- 3 medium poblano chilies (about 9 ounces total)
- 1/4 cup (1/2 stick) butter
- 1 1/2 tablespoons cumin seeds
- 1 medium-size red onion, chopped
- 2 16-ounce bags frozen mixed white and yellow corn kernels or one 16-ounce bag each yellow and white corn kernels, thawed, drained
- 2 teaspoons dried oregano
- 1 teaspoon (or more) chopped canned chipotle chilies
- 1 large bunch radishes, trimmed, sliced into rounds
- 3/4 cup chopped fresh cilantro
- 1 tablespoon fresh lime juice
- 2 teaspoons grated lime peel
- Lime wedges (optional)
- Char poblano chilies directly over gas flame or in broiler until blackened on all sides. Enclose in paper bag 10 minutes. Peel, seed, and coarsely chop chilies. (Can be prepared 1 day ahead. Cover; chill.)

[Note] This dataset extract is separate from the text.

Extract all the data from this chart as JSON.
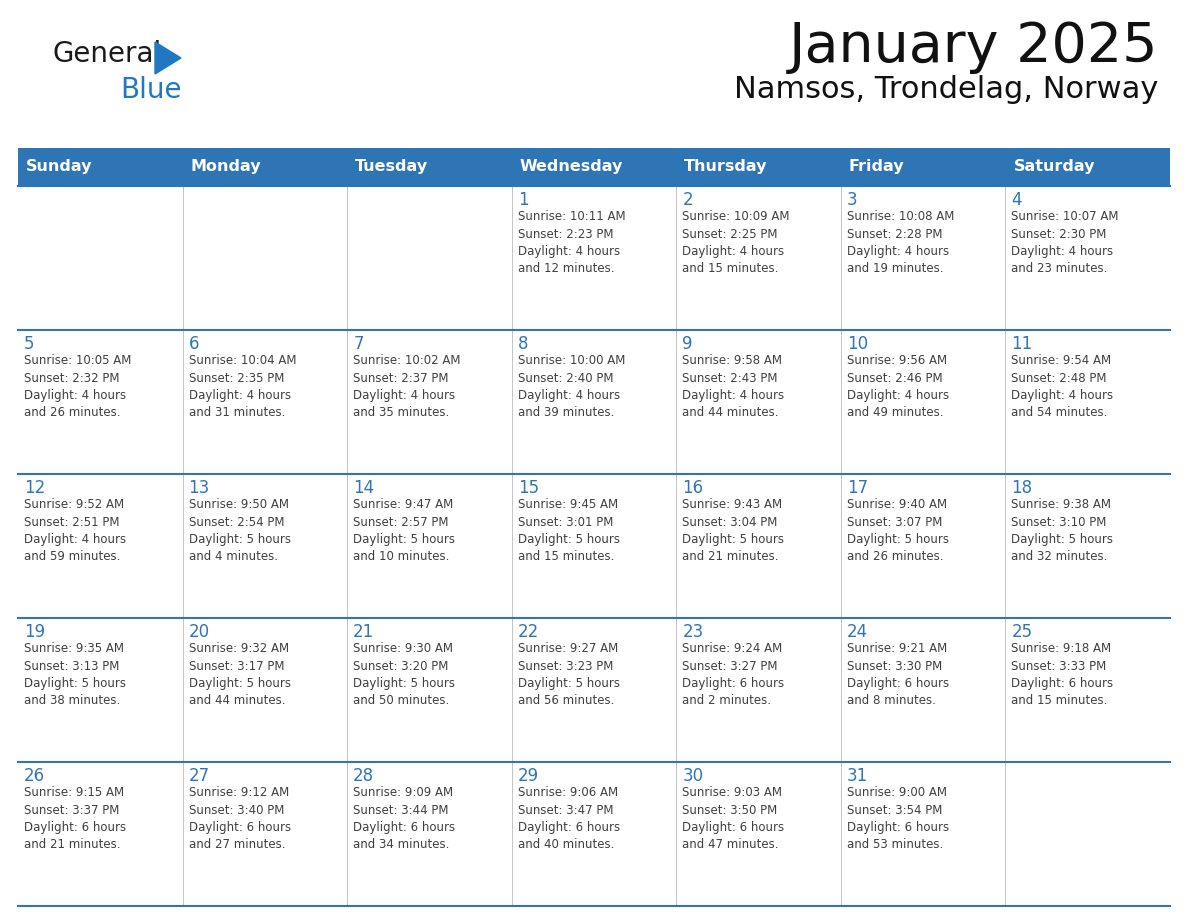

- Melt butter in large nonstick skillet over medium-high heat. Add cumin seeds and stir until fragrant, about 1 minute. Add onion and sauté until almost tender, about 6 minutes. Add corn, oregano, 1 teaspoon chipotle chilies, and poblano chilies and sauté until corn is heated through, about 5 minutes. Stir in radishes, 1/2 cup cilantro, lime juice, and lime peel. Sauté until radishes are slightly softened but still retain their color, about 2 minutes. Add more chipotle chilies by 1/2 teaspoonfuls, depending on spiciness desired. Season generously with salt and pepper. Transfer to bowl. Sprinkle with remaining 1/4 cup cilantro. Garnish with lime wedges, if desired, and serve.
- Fresh green chilies, often called pasillas; sold at Latin American markets and some supermarkets.
- Chipotle chilies canned in a spicy tomato sauce, sometimes called adobo, are available at Latin American markets, specialty foods stores, and some supermarkets.